BSAS Afternoon 43 larger Effective PPC, more protection?

It asks which of the four FNMA tranches in following is most appropriate for Minna’s portofolio Coupon Maturity Yield Spread Duration Effective PSA PAC Bond A 6.25% 7/15/28 155 4.6 95-105 PAC Bond B 6.25% 1/15/30 170 4.85 90-170 Ignore those support and accrual info since we all know that’s not appropriate than PAC A. PAC Bond A B. Support Bond A c. Accrual Bond The answer states PAC Bond A has a narrow effective prepayment collar and it well protected from extension and contraction risk. I thought larger effective prepayment collar is better, so is PAC B better than PAC A with almost same duration?

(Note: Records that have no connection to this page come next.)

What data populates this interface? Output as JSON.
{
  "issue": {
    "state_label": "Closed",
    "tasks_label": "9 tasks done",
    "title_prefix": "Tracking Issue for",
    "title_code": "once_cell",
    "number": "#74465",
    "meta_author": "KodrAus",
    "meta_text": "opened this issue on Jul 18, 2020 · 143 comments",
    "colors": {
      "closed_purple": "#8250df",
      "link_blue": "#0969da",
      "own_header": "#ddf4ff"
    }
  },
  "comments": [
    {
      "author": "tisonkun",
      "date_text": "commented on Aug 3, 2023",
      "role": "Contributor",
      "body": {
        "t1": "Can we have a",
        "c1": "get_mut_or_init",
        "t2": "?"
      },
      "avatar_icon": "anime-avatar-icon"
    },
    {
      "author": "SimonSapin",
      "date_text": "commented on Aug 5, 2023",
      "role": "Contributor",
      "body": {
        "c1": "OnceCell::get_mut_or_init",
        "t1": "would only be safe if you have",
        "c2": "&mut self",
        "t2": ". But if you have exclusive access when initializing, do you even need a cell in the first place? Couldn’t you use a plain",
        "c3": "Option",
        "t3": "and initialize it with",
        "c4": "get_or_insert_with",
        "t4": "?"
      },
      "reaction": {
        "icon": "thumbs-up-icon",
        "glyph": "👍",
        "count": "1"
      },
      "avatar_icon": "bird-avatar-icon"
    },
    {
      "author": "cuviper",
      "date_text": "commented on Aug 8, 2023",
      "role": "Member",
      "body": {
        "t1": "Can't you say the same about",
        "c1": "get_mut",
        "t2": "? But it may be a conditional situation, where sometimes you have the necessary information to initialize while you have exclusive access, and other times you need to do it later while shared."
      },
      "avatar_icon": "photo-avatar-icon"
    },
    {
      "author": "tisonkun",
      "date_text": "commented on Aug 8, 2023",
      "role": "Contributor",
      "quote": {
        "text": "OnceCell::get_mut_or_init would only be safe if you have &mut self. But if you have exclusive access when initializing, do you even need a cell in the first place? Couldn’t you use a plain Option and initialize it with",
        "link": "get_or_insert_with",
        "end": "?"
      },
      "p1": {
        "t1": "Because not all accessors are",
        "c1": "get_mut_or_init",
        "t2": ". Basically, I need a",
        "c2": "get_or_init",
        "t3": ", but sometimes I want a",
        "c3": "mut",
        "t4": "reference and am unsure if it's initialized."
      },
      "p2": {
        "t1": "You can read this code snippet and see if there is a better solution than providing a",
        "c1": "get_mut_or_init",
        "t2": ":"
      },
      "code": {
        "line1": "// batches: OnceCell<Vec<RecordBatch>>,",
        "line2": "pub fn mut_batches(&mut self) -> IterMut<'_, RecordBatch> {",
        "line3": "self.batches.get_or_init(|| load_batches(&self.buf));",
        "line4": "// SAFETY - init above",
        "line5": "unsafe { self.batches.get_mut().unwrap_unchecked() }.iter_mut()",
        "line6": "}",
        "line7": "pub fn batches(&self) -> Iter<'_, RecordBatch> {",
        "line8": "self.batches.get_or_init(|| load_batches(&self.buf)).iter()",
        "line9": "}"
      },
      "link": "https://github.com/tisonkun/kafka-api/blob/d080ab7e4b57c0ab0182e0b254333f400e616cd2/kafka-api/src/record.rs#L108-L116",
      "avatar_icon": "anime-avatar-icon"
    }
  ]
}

anyone mind to give some inputs?

I think it is because of the narrow band as stated… given that the prepayment speed at 90 PAC B will start prepaying before PAC A…i.e. more contraction risk than PAC A… in the upper hand you have the same thing happenning at higher PSA speeds PAC A be will start prepaying hence have less extension risk…

thank you for your answer. I get it like this. Since PAC bond needs to protect both extension and contraction risk, so it can’t go too high or too low on this extent In this case, PAC A has better protection on contraction and extension risks than PAC B. I am just confused by one of the text on CFAI textbook They gave an example PAC Tranche X PAC Tranche Y Initial PAC collar 180 PSA - 350 PSA 170 PSA - 410 PSA Effective PAC collar 160 PSA - 450 PSA 240 PSA - 300 PSA The text is like this, notice that at issurance PAC tranche Y offered greater prepayment protection than PAC tranche X as indicated by the wider initial PAC collar. However, that protection is irrelevant for an investor who is considering the purchase of one of these two tranches today. Despite PAC tranche Y’s greater prepayment protection at issurance than PAC tranche X, trache Y has a much narrower effective PAC collar than PAC tranche X and therefore LESS prepayment protection

What page is this on, kevincwang? I have no idea what to think now except that the shorter the collar, the better…

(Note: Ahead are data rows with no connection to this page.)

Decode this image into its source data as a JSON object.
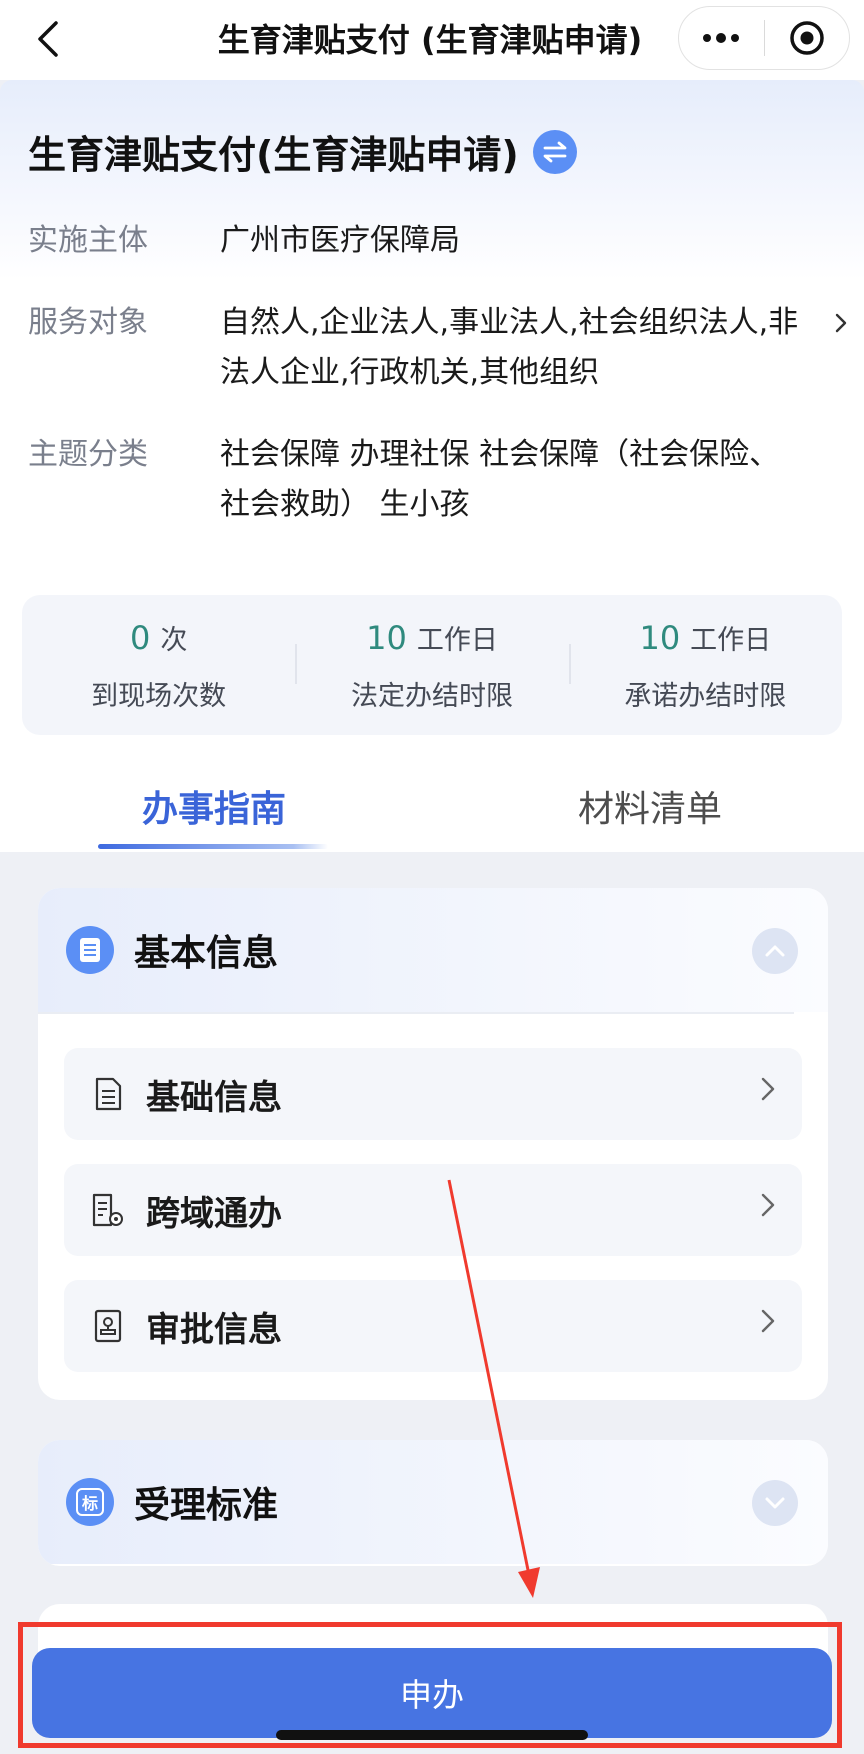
{
  "navbar": {
    "title": "生育津贴支付 (生育津贴申请)"
  },
  "service": {
    "title": "生育津贴支付(生育津贴申请)",
    "rows": [
      {
        "label": "实施主体",
        "value": "广州市医疗保障局"
      },
      {
        "label": "服务对象",
        "value": "自然人,企业法人,事业法人,社会组织法人,非法人企业,行政机关,其他组织"
      },
      {
        "label": "主题分类",
        "value": "社会保障 办理社保 社会保障（社会保险、社会救助） 生小孩"
      }
    ],
    "stats": [
      {
        "number": "0",
        "unit": "次",
        "label": "到现场次数"
      },
      {
        "number": "10",
        "unit": "工作日",
        "label": "法定办结时限"
      },
      {
        "number": "10",
        "unit": "工作日",
        "label": "承诺办结时限"
      }
    ]
  },
  "tabs": [
    {
      "label": "办事指南",
      "active": true
    },
    {
      "label": "材料清单",
      "active": false
    }
  ],
  "sections": {
    "basic": {
      "title": "基本信息",
      "items": [
        {
          "label": "基础信息",
          "icon": "document-icon"
        },
        {
          "label": "跨域通办",
          "icon": "document-location-icon"
        },
        {
          "label": "审批信息",
          "icon": "stamp-icon"
        }
      ]
    },
    "acceptance": {
      "title": "受理标准",
      "icon_text": "标"
    }
  },
  "apply_button": {
    "label": "申办"
  },
  "colors": {
    "primary": "#4774e2",
    "accent_green": "#2f8a7e",
    "annotation_red": "#f03a2e"
  }
}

Page 364 second last paragraph I read it three times and still didn’t get it… I can’t let PAC has any chances to screw me again…

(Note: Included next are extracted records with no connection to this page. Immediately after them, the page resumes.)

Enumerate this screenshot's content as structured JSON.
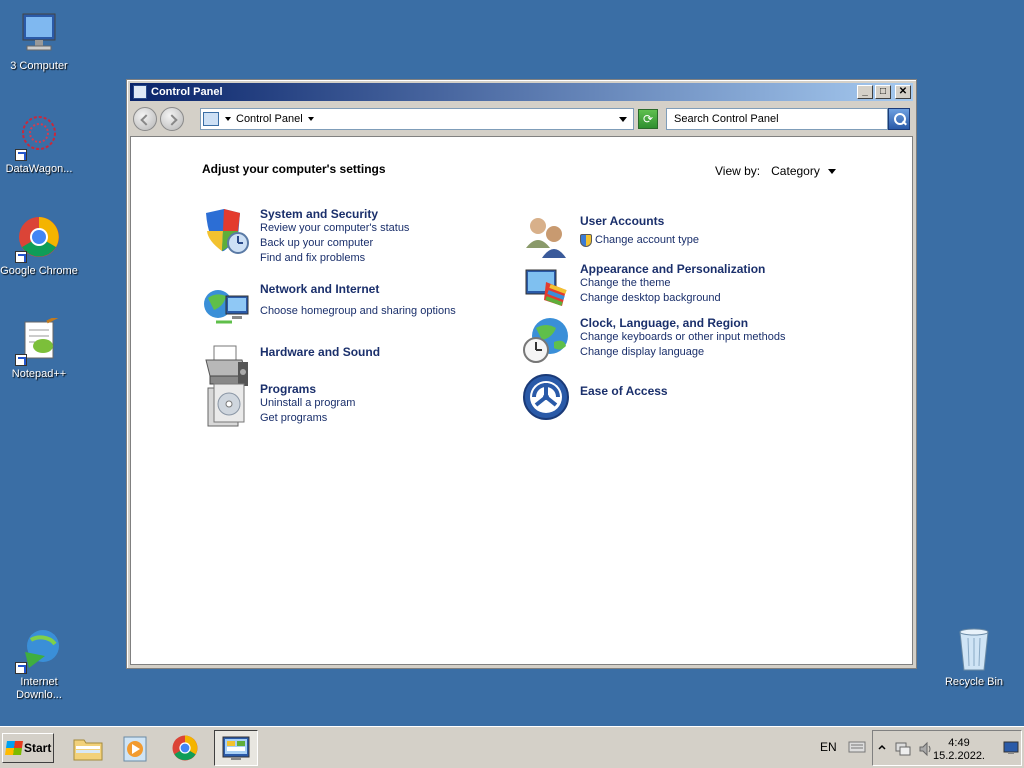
{
  "desktop": {
    "icons": [
      {
        "label": "3 Computer"
      },
      {
        "label": "DataWagon..."
      },
      {
        "label": "Google Chrome"
      },
      {
        "label": "Notepad++"
      },
      {
        "label": "Internet Downlo..."
      },
      {
        "label": "Recycle Bin"
      }
    ]
  },
  "window": {
    "title": "Control Panel",
    "controls": {
      "minimize": "_",
      "maximize": "□",
      "close": "✕"
    },
    "address": {
      "crumb": "Control Panel"
    },
    "search": {
      "placeholder": "Search Control Panel"
    },
    "heading": "Adjust your computer's settings",
    "view_by": {
      "label": "View by:",
      "value": "Category"
    },
    "categories_left": [
      {
        "title": "System and Security",
        "icon": "shield-icon",
        "links": [
          "Review your computer's status",
          "Back up your computer",
          "Find and fix problems"
        ]
      },
      {
        "title": "Network and Internet",
        "icon": "network-icon",
        "links": [
          "Choose homegroup and sharing options"
        ]
      },
      {
        "title": "Hardware and Sound",
        "icon": "printer-icon",
        "links": []
      },
      {
        "title": "Programs",
        "icon": "programs-icon",
        "links": [
          "Uninstall a program",
          "Get programs"
        ]
      }
    ],
    "categories_right": [
      {
        "title": "User Accounts",
        "icon": "users-icon",
        "links": [
          "Change account type"
        ]
      },
      {
        "title": "Appearance and Personalization",
        "icon": "appearance-icon",
        "links": [
          "Change the theme",
          "Change desktop background"
        ]
      },
      {
        "title": "Clock, Language, and Region",
        "icon": "clock-globe-icon",
        "links": [
          "Change keyboards or other input methods",
          "Change display language"
        ]
      },
      {
        "title": "Ease of Access",
        "icon": "ease-of-access-icon",
        "links": []
      }
    ]
  },
  "taskbar": {
    "start_label": "Start",
    "language": "EN",
    "time": "4:49",
    "date": "15.2.2022."
  }
}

I think it has to do with initial collar and effective collar. The effective collar changes every month; just because the initial collar may be large, the effective collar for a seasoned PAC may change if the PSA speed changes. Say you have 115-300 INITIAL PSA collar. If the prepayments come in at 200, which is less than the 300 upper PSA, you can raise the 300 to, say, 400, because you came in at under the maximum allowed and WELL within the upper collar, 300, so you have more protection (less contraction risk) from the support tranches than you thought you would. So your collar went from initial of 115-300 to 115-400 and you can breathe easy cause you came in at fewer prepayments than you thought you would. Likewise, if you have prepayments that come in at less than the lower bound of 115, you’ve got a problem (extension risk) that arrives from fewer payments coming in than you hoped, so you have to raise the lower bound from 115 to, say, 200. Now the EFFECTIVE collar is 200-300, whereas the INITIAL collar was 115-300. This is a narrower collar because you are worried about the payments having to come in faster now to make up for their slowness before so that investors concerned about extension risk don’t get pissed cause they’re not getting their payments fast enough.

CFAI is saying that you don’t use the initial collar to judge seasoned CMOs. You use the effective collar, which is constantly adjusting. You do in fact want a large collar I think, not a narrow one.

So whether we want narrow or larger collar, it is all depends on which risk we are worrying about, extension and contraction I read the question in BSAS again, and it says they are looking for a straight corporate bond, that may be the reason why they like PAC A better because it like a straight bond most?

Kevin we’re worring about both extension and contraction. We want to limit both. If the collar is above the maximum PSA (the upper of 300 PSA) we panic and if it’s below the lower PSA of 115 then we panic. The PAC collar’s goal is to limit all prepayment risk, contraction and extension. We are worried about both.

So out of that question, just purely select the best PAC bond against prepayment risk, we would choose PAC B which has more effective collar, is that right?

Well I think so. I’m just going off the same reading you saw, which helped me immensely. I would say if there’s a seasoned CMO, use the effective collar with the highest collar, and the initial collar is meaningless for seasoned CMOs.

I know, that thing is a beauty, I probably would get back in details after the exam. Thanks for helping me through it. :slight_smile: Now I could think several different ways CFA could throw a question for this.

rellison…does that mean that you wouldn’t choose the effective collar with the narrowest band???